First, no AI that I know of has at its disposal a full blown model of the world it operates in, whereas most human brains do, and even if the model is imperfect, it is capable of producing fairly accurate simulations (what-if scenarios).
Second, deep learning model, however much we'd like to think they do, aren't capable of doing proper causal inference in a general setting (that is, within the confines of the model) and are therefore far from capable of doing what humans do and will remain so limited for a long time to come.
AGI will require the curve-fitting of deep learning, a general model of the world, the causal inference capabilities of something like AlphaGo, but in a general setting, not the super limited world AlphaGo operates in.
So no, AGI will require much more than just curve-fitting abilities.
> no AI that I know of has at its disposal a full blown model of the world it operates in
This is a field called Model-based Reinforcement learning, and it's quite advanced already -- there are indeed models that have an internal state reflecting the world state.
> deep learning model, however much we'd like to think they do, aren't capable of doing proper causal inference in a general setting
This is also addressed by recent models, somewhat. Once you have an abstract world model, searching for a high reward can be just a matter of running markovian simulation on it using high reward heuristics (given by a network of course), like AG does. This line is also very active right now, one example is the recent MuZero.
Inference at its core really isn't much more than an artful curve fitting (or an artful model search if you like), and it's one of the building blocks of intelligence.
It's all pretty meaningless semantics and guesswork.
Curve fitting means adaptive computation in networks of fairly simple units that allow for fairly general computation, i.e. traversing program space to find a good solution, or equivalently, intelligence is about evolving/searching a program that solves a wide array of tasks. It is about finding programs that maps from sensory space to the space of action sequences, maximizing reward.
But you need the right prior structure such that learning and producing action sequences is efficient or even feasible/reachable. You can see any additional program structure that aids e.g. generation and recall of memories and planning (production of output targeted at solving a goal) as prior structure that limits and defines the searched program space. You can even regard a planning module as part of the curve fitting as it simply concerns the last step of producing the output.
Therefore, intelligence is "curve fitting".
So the actual question is: How much additional structure over just a large number of simple repeated units is necessary? Nobody knows. Possibly not much. Possibly quite a bit.
But all this is curve-fitting in a more general sense - fitting the curve of life, gene reproduction.
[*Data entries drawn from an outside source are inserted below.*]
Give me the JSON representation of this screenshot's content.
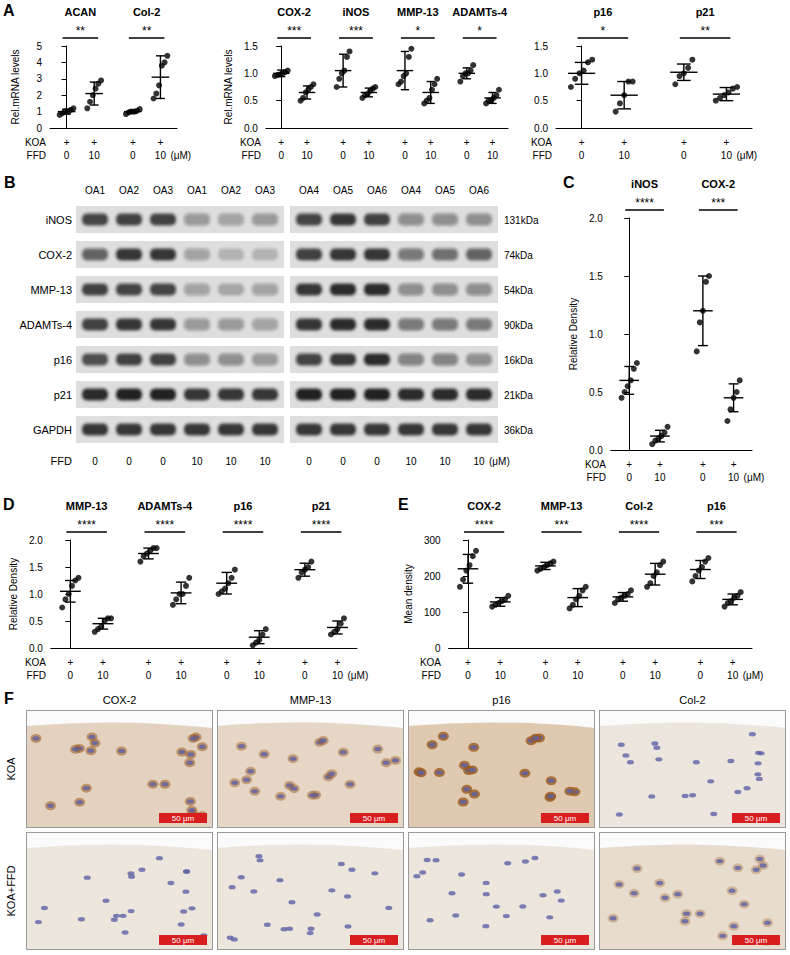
{
  "chart_data": [
    {
      "type": "scatter",
      "panel": "A",
      "y_label": "Rel.mRNA levels",
      "categories": [
        "ACAN",
        "Col-2"
      ],
      "x_rows": [
        {
          "label": "KOA",
          "values": [
            "+",
            "+",
            "+",
            "+"
          ]
        },
        {
          "label": "FFD",
          "values": [
            "0",
            "10",
            "0",
            "10"
          ]
        }
      ],
      "x_unit": "(μM)",
      "points": [
        [
          0.8,
          0.9,
          1.0,
          1.0,
          1.1,
          1.2
        ],
        [
          1.2,
          1.6,
          2.0,
          2.4,
          2.7,
          2.9
        ],
        [
          0.85,
          0.95,
          1.0,
          1.0,
          1.05,
          1.15
        ],
        [
          1.8,
          2.1,
          2.6,
          3.8,
          4.0,
          4.4
        ]
      ],
      "mean": [
        1.0,
        2.1,
        1.0,
        3.1
      ],
      "sd": [
        0.15,
        0.7,
        0.1,
        1.3
      ],
      "significance": [
        "**",
        "**"
      ],
      "ylim": [
        0,
        5
      ],
      "yticks": [
        0,
        1,
        2,
        3,
        4,
        5
      ],
      "color": "#000000",
      "marker": "circle",
      "grid": false
    },
    {
      "type": "scatter",
      "y_label": "Rel.mRNA levels",
      "categories": [
        "COX-2",
        "iNOS",
        "MMP-13",
        "ADAMTs-4"
      ],
      "x_rows": [
        {
          "label": "KOA",
          "values": [
            "+",
            "+",
            "+",
            "+",
            "+",
            "+",
            "+",
            "+"
          ]
        },
        {
          "label": "FFD",
          "values": [
            "0",
            "10",
            "0",
            "10",
            "0",
            "10",
            "0",
            "10"
          ]
        }
      ],
      "points": [
        [
          0.95,
          0.97,
          0.98,
          1.0,
          1.02,
          1.05
        ],
        [
          0.5,
          0.55,
          0.65,
          0.7,
          0.75,
          0.8
        ],
        [
          0.75,
          0.9,
          1.0,
          1.05,
          1.3,
          1.4
        ],
        [
          0.55,
          0.6,
          0.62,
          0.68,
          0.72,
          0.75
        ],
        [
          0.8,
          0.85,
          0.95,
          1.0,
          1.3,
          1.45
        ],
        [
          0.45,
          0.5,
          0.55,
          0.7,
          0.8,
          0.9
        ],
        [
          0.85,
          0.95,
          1.0,
          1.0,
          1.05,
          1.15
        ],
        [
          0.45,
          0.5,
          0.5,
          0.55,
          0.6,
          0.7
        ]
      ],
      "mean": [
        1.0,
        0.65,
        1.05,
        0.65,
        1.05,
        0.65,
        1.0,
        0.55
      ],
      "sd": [
        0.06,
        0.12,
        0.3,
        0.08,
        0.35,
        0.2,
        0.1,
        0.1
      ],
      "significance": [
        "***",
        "***",
        "*",
        "*"
      ],
      "ylim": [
        0,
        1.5
      ],
      "yticks": [
        {
          "value": 0,
          "label": "0.0"
        },
        0.5,
        {
          "value": 1,
          "label": "1.0"
        },
        1.5
      ],
      "color": "#000000",
      "marker": "circle",
      "grid": false
    },
    {
      "type": "scatter",
      "categories": [
        "p16",
        "p21"
      ],
      "x_rows": [
        {
          "label": "KOA",
          "values": [
            "+",
            "+",
            "+",
            "+"
          ]
        },
        {
          "label": "FFD",
          "values": [
            "0",
            "10",
            "0",
            "10"
          ]
        }
      ],
      "x_unit": "(μM)",
      "points": [
        [
          0.75,
          0.9,
          1.0,
          1.05,
          1.2,
          1.25
        ],
        [
          0.3,
          0.45,
          0.6,
          0.85,
          0.85
        ],
        [
          0.8,
          0.95,
          1.0,
          1.1,
          1.25
        ],
        [
          0.5,
          0.55,
          0.6,
          0.65,
          0.72,
          0.75
        ]
      ],
      "mean": [
        1.0,
        0.6,
        1.02,
        0.62
      ],
      "sd": [
        0.2,
        0.25,
        0.15,
        0.12
      ],
      "significance": [
        "*",
        "**"
      ],
      "ylim": [
        0,
        1.5
      ],
      "yticks": [
        {
          "value": 0,
          "label": "0.0"
        },
        0.5,
        {
          "value": 1,
          "label": "1.0"
        },
        1.5
      ],
      "color": "#000000",
      "marker": "circle",
      "grid": false
    },
    {
      "type": "scatter",
      "panel": "C",
      "y_label": "Relative Density",
      "categories": [
        "iNOS",
        "COX-2"
      ],
      "x_rows": [
        {
          "label": "KOA",
          "values": [
            "+",
            "+",
            "+",
            "+"
          ]
        },
        {
          "label": "FFD",
          "values": [
            "0",
            "10",
            "0",
            "10"
          ]
        }
      ],
      "x_unit": "(μM)",
      "points": [
        [
          0.45,
          0.5,
          0.55,
          0.6,
          0.7,
          0.75
        ],
        [
          0.05,
          0.08,
          0.1,
          0.12,
          0.15,
          0.2
        ],
        [
          0.85,
          1.1,
          1.2,
          1.45,
          1.5
        ],
        [
          0.25,
          0.35,
          0.45,
          0.5,
          0.6
        ]
      ],
      "mean": [
        0.6,
        0.12,
        1.2,
        0.45
      ],
      "sd": [
        0.12,
        0.05,
        0.3,
        0.12
      ],
      "significance": [
        "****",
        "***"
      ],
      "ylim": [
        0,
        2
      ],
      "yticks": [
        {
          "value": 0,
          "label": "0.0"
        },
        0.5,
        {
          "value": 1,
          "label": "1.0"
        },
        1.5,
        {
          "value": 2,
          "label": "2.0"
        }
      ],
      "color": "#000000",
      "marker": "circle",
      "grid": false
    },
    {
      "type": "scatter",
      "panel": "D",
      "y_label": "Relative Density",
      "categories": [
        "MMP-13",
        "ADAMTs-4",
        "p16",
        "p21"
      ],
      "x_rows": [
        {
          "label": "KOA",
          "values": [
            "+",
            "+",
            "+",
            "+",
            "+",
            "+",
            "+",
            "+"
          ]
        },
        {
          "label": "FFD",
          "values": [
            "0",
            "10",
            "0",
            "10",
            "0",
            "10",
            "0",
            "10"
          ]
        }
      ],
      "x_unit": "(μM)",
      "points": [
        [
          0.75,
          0.9,
          1.0,
          1.15,
          1.25,
          1.3
        ],
        [
          0.3,
          0.35,
          0.4,
          0.5,
          0.55,
          0.55
        ],
        [
          1.6,
          1.7,
          1.75,
          1.8,
          1.85,
          1.85
        ],
        [
          0.8,
          0.9,
          1.0,
          1.0,
          1.15,
          1.3
        ],
        [
          1.0,
          1.05,
          1.1,
          1.2,
          1.3,
          1.45
        ],
        [
          0.05,
          0.1,
          0.15,
          0.25,
          0.35
        ],
        [
          1.3,
          1.4,
          1.45,
          1.5,
          1.6
        ],
        [
          0.25,
          0.3,
          0.35,
          0.45,
          0.55
        ]
      ],
      "mean": [
        1.05,
        0.45,
        1.75,
        1.02,
        1.2,
        0.2,
        1.45,
        0.38
      ],
      "sd": [
        0.2,
        0.1,
        0.1,
        0.2,
        0.2,
        0.12,
        0.12,
        0.12
      ],
      "significance": [
        "****",
        "****",
        "****",
        "****"
      ],
      "ylim": [
        0,
        2
      ],
      "yticks": [
        {
          "value": 0,
          "label": "0.0"
        },
        0.5,
        {
          "value": 1,
          "label": "1.0"
        },
        1.5,
        {
          "value": 2,
          "label": "2.0"
        }
      ],
      "color": "#000000",
      "marker": "circle",
      "grid": false
    },
    {
      "type": "scatter",
      "panel": "E",
      "y_label": "Mean density",
      "categories": [
        "COX-2",
        "MMP-13",
        "Col-2",
        "p16"
      ],
      "x_rows": [
        {
          "label": "KOA",
          "values": [
            "+",
            "+",
            "+",
            "+",
            "+",
            "+",
            "+",
            "+"
          ]
        },
        {
          "label": "FFD",
          "values": [
            "0",
            "10",
            "0",
            "10",
            "0",
            "10",
            "0",
            "10"
          ]
        }
      ],
      "x_unit": "(μM)",
      "points": [
        [
          170,
          190,
          215,
          230,
          255,
          270
        ],
        [
          115,
          120,
          125,
          130,
          135,
          145
        ],
        [
          215,
          220,
          225,
          230,
          235,
          240
        ],
        [
          110,
          120,
          135,
          145,
          160,
          170
        ],
        [
          125,
          135,
          140,
          145,
          150,
          160
        ],
        [
          170,
          180,
          200,
          210,
          230,
          240
        ],
        [
          185,
          200,
          215,
          225,
          240,
          250
        ],
        [
          115,
          125,
          130,
          140,
          145,
          155
        ]
      ],
      "mean": [
        220,
        128,
        228,
        140,
        142,
        205,
        218,
        135
      ],
      "sd": [
        40,
        12,
        10,
        25,
        12,
        30,
        25,
        15
      ],
      "significance": [
        "****",
        "***",
        "****",
        "***"
      ],
      "ylim": [
        0,
        300
      ],
      "yticks": [
        0,
        100,
        200,
        300
      ],
      "color": "#000000",
      "marker": "circle",
      "grid": false
    }
  ],
  "blot": {
    "panel": "B",
    "lanes": [
      [
        "OA1",
        "OA2",
        "OA3",
        "OA1",
        "OA2",
        "OA3"
      ],
      [
        "OA4",
        "OA5",
        "OA6",
        "OA4",
        "OA5",
        "OA6"
      ]
    ],
    "rows": [
      {
        "label": "iNOS",
        "size": "131kDa",
        "intensity": [
          [
            0.75,
            0.8,
            0.8,
            0.35,
            0.3,
            0.35
          ],
          [
            0.75,
            0.85,
            0.8,
            0.4,
            0.4,
            0.4
          ]
        ]
      },
      {
        "label": "COX-2",
        "size": "74kDa",
        "intensity": [
          [
            0.6,
            0.85,
            0.85,
            0.3,
            0.2,
            0.2
          ],
          [
            0.8,
            0.85,
            0.85,
            0.5,
            0.55,
            0.6
          ]
        ]
      },
      {
        "label": "MMP-13",
        "size": "54kDa",
        "intensity": [
          [
            0.8,
            0.75,
            0.75,
            0.3,
            0.25,
            0.3
          ],
          [
            0.85,
            0.9,
            0.9,
            0.4,
            0.4,
            0.4
          ]
        ]
      },
      {
        "label": "ADAMTs-4",
        "size": "90kDa",
        "intensity": [
          [
            0.8,
            0.85,
            0.85,
            0.35,
            0.35,
            0.3
          ],
          [
            0.85,
            0.9,
            0.9,
            0.5,
            0.5,
            0.5
          ]
        ]
      },
      {
        "label": "p16",
        "size": "16kDa",
        "intensity": [
          [
            0.7,
            0.8,
            0.8,
            0.4,
            0.4,
            0.35
          ],
          [
            0.75,
            0.85,
            0.9,
            0.45,
            0.45,
            0.4
          ]
        ]
      },
      {
        "label": "p21",
        "size": "21kDa",
        "intensity": [
          [
            0.9,
            0.95,
            0.95,
            0.85,
            0.85,
            0.85
          ],
          [
            0.95,
            0.95,
            0.95,
            0.9,
            0.9,
            0.9
          ]
        ]
      },
      {
        "label": "GAPDH",
        "size": "36kDa",
        "intensity": [
          [
            0.85,
            0.85,
            0.85,
            0.85,
            0.85,
            0.85
          ],
          [
            0.85,
            0.85,
            0.85,
            0.85,
            0.85,
            0.85
          ]
        ]
      }
    ],
    "dose_label": "FFD",
    "doses": [
      [
        "0",
        "0",
        "0",
        "10",
        "10",
        "10"
      ],
      [
        "0",
        "0",
        "0",
        "10",
        "10",
        "10"
      ]
    ],
    "unit": "(μM)"
  },
  "ihc": {
    "panel": "F",
    "columns": [
      "COX-2",
      "MMP-13",
      "p16",
      "Col-2"
    ],
    "rows": [
      {
        "label": "KOA",
        "stain": [
          0.55,
          0.45,
          0.8,
          0.03
        ]
      },
      {
        "label": "KOA+FFD",
        "stain": [
          0.04,
          0.04,
          0.04,
          0.3
        ]
      }
    ],
    "scale_bar": "50 μm"
  }
}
So it is still curve fitting, it is just that a pottential AGI is certainly not in the hypothesis space of current deep learning models, and those cannot reach AGI by curve-fitting.
"casual inference in a general setting" is just your brain running an input through it's existing thought and decision processes with a low threshold for a passing answer.
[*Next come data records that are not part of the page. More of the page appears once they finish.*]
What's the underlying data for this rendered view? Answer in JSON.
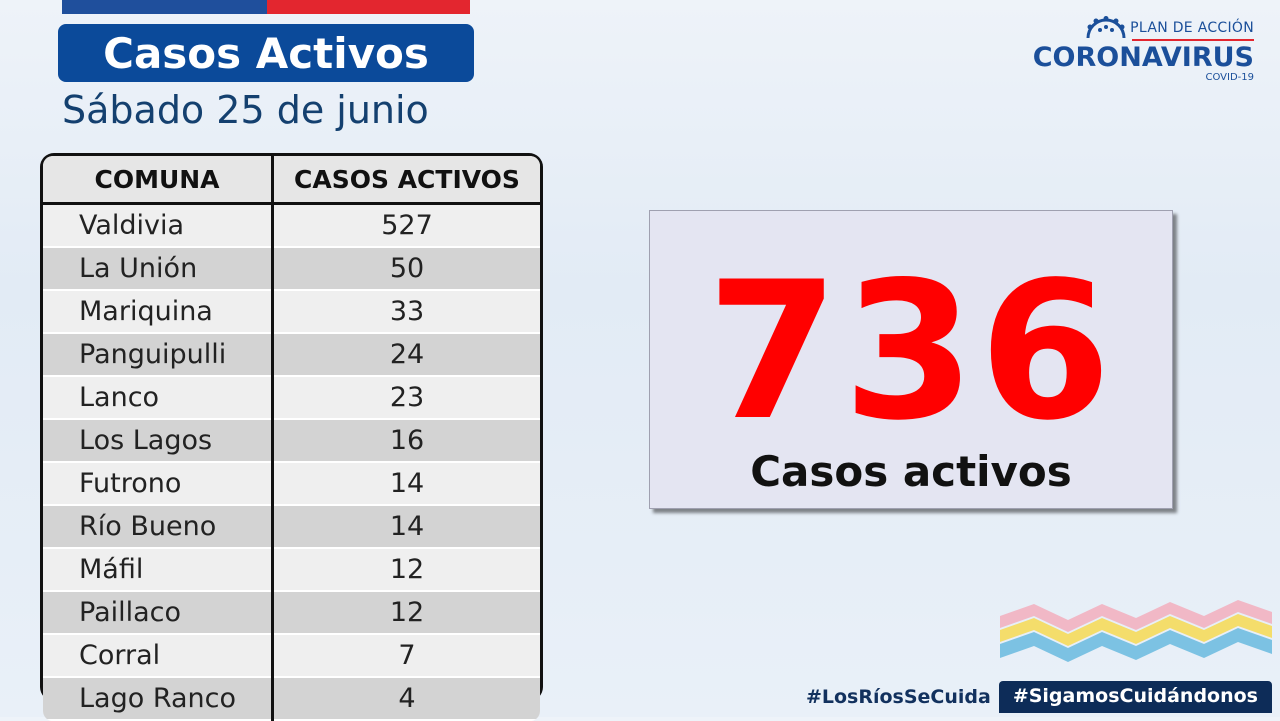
{
  "header": {
    "title": "Casos Activos",
    "date": "Sábado 25 de junio"
  },
  "logo": {
    "plan": "PLAN DE ACCIÓN",
    "name": "CORONAVIRUS",
    "sub": "COVID-19"
  },
  "table": {
    "headers": [
      "COMUNA",
      "CASOS ACTIVOS"
    ],
    "rows": [
      {
        "comuna": "Valdivia",
        "casos": "527"
      },
      {
        "comuna": "La Unión",
        "casos": "50"
      },
      {
        "comuna": "Mariquina",
        "casos": "33"
      },
      {
        "comuna": "Panguipulli",
        "casos": "24"
      },
      {
        "comuna": "Lanco",
        "casos": "23"
      },
      {
        "comuna": "Los Lagos",
        "casos": "16"
      },
      {
        "comuna": "Futrono",
        "casos": "14"
      },
      {
        "comuna": "Río Bueno",
        "casos": "14"
      },
      {
        "comuna": "Máfil",
        "casos": "12"
      },
      {
        "comuna": "Paillaco",
        "casos": "12"
      },
      {
        "comuna": "Corral",
        "casos": "7"
      },
      {
        "comuna": "Lago Ranco",
        "casos": "4"
      }
    ]
  },
  "summary": {
    "total": "736",
    "label": "Casos activos"
  },
  "footer": {
    "tag1": "#LosRíosSeCuida",
    "tag2": "#SigamosCuidándonos"
  },
  "colors": {
    "brand_blue": "#0b4a9a",
    "accent_red": "#ff0000"
  }
}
So an ML model running an input through a collection of other models to see if it gets a reasonable answer.
Second, deep learning model, however much we'd like to think they do, aren't capable of doing proper causal inference in a general setting (that is, within the confines of the model) and are therefore far from capable of doing what humans do and will remain so limited for a long time to come.
AGI will require the curve-fitting of deep learning, a general model of the world, the causal inference capabilities of something like AlphaGo, but in a general setting, not the super limited world AlphaGo operates in.
So no, AGI will require much more than just curve-fitting abilities.